出入国管理及び難民認定法改正案の廃案を求める会長声明                               

2023年5月23日
全国青年司法書士協議会
会長 荘原 直輝

 政府は、出入国管理及び難民認定法(以下、「入管法」という。)改正案(閣法48号を指し、以下、「本改正案」という。)を国会に提出し、本改正案は、本年5月9日に衆議院本会議で可決し、参議院に送付された。本改正案は、2021年に世論の反対を受け廃案となった入管法改正案を大筋で維持したままのものである。

 しかし、2021年に上記法案が廃案となったのは、入管当局の一存で収容者の処遇が決まる不透明な仕組みが温存され、難民認定申請における送還停止効の回数制限や送還忌避者への刑罰を設けようとした点などの問題を含んでおり、それらについて多くの国民から反対の声が強く上がったからにほかならない。

 さらには、本年4月18日、国連の移住者の人権に関する特別報告者、恣意的拘禁作業部会、宗教または信条の自由に関する特別報告者は、2021年の入管法改正案に続いて2回目となる共同書簡を日本政府に送り、本改正案が世界人権宣言、市民的及び政治的権利に関する国際規約、難民の地位に関する条約、拷問禁止条約等に違反するおそれを指摘している。

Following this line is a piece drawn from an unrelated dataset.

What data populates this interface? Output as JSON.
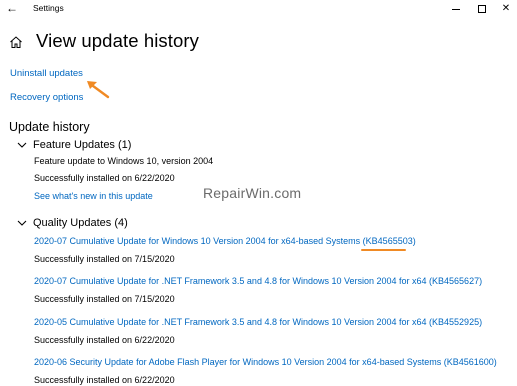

全国青年司法書士協議会(以下、「当協議会」という。)は、人権擁護という観点を重視する立場から、以下の理由により、本改正案の廃案を求める。

1.監理措置制度に対する懸念
 本改正案では、収容の長期化を防止する制度として、収容に代わる監理制度を設けた上で、
収容を継続するか監理措置に移行することとされている。しかし、収容する場合の期間の上限は定められておらず、また、収容に関する司法審査の導入がされていないままである。
収容と監理措置の選択を入管当局の判断に委ね、収容に関する司法審査の導入や期間の
上限設定を見送るものであって、現行の収容制度を抜本的に改善し得るものではない。このような現行制度の枠組みを維持したまま監理措置制度を導入したとしても、入管当局に収容の必要性を判断させる以上は、中立性や公平性、透明性は何ら担保されない。基本的人権の最も重要な権利の一つである人身の自由が尊重されるべきことは言うまでもなく、その制限は司法審査による必要最低限度の運用とされるべきである。

2.送還停止効に例外を設けることへの懸念
 本改正案では、現行の難民認定申請者に対する送還停止効に例外を設け、3回目以降の難民認定申請者の送還を可能とする旨の送還停止効の例外が定められている。しかし、そもそも、日本は、諸外国に比べて難民認定率が低いことが指摘されている。かかる状況において、難民認定申請中の者に対する送還停止効に例外を設けて強制送還を可能にすることは、日本が締結した難民の地位に関する条約が保障する、「生命又は自由が脅威にさらされるおそれのある領域の国境へ追放し又は送還してはならない」というノン・ルフールマン原則に反するといえる。

3.退去命令制度に対する懸念
 本改正案では、退去強制に必要な出国手続を取らない外国人に対して、かかる手続を取ることや退去することを義務付ける命令を発し、命令に応じない場合には刑事罰を設けるとされている。しかし、被退去強制者の中には、帰国すると生命・身体に危険が及ぶ可能性が高いにもかかわらず何度も難民認定がなされないためにやむを得ず複数回難民申請を行っている者や、日本人の配偶者がいる者、日本で生まれ育ち帰るべき国がないなど様々な事情を抱える人々が多く存在する。罰則付きの退去命令制度を設けたからといって帰国できない状況は変わらず、送還忌避・長期収容問題の解決にはならない。

 当協議会は、市民の権利擁護および法制度の発展に努め、もって社会正義の実現に寄与することを目的とする団体である。当協議会は、朝鮮学校無償化除外問題への対応や外国人学校での法律教室等の取組みを通して、外国籍であっても、すべての人の基本的人権が尊重される社会の実現こそが共生社会の実現を目指す我が国に必要なことであると考える。入管法の改正にあたっては、外国人の生活保障、現在の収容制度の改善、難民が適正に「難民」として認定される制度の確立により日本で保護され人権が保障されるようにすることが先決であると考える。しかし、本改正案に修正の余地はなく、国際人権基準に則した改正にするには、抜本的な再検討が必要であり、今国会で成立させたとあれば、わが国は人権侵害が行われている国との誹りを免れ得ない。

 よって当協議会は、上記の通り、本改正案は見過ごせない重大な問題点を包含しており、断じて許容することができず、その廃案を強く求める。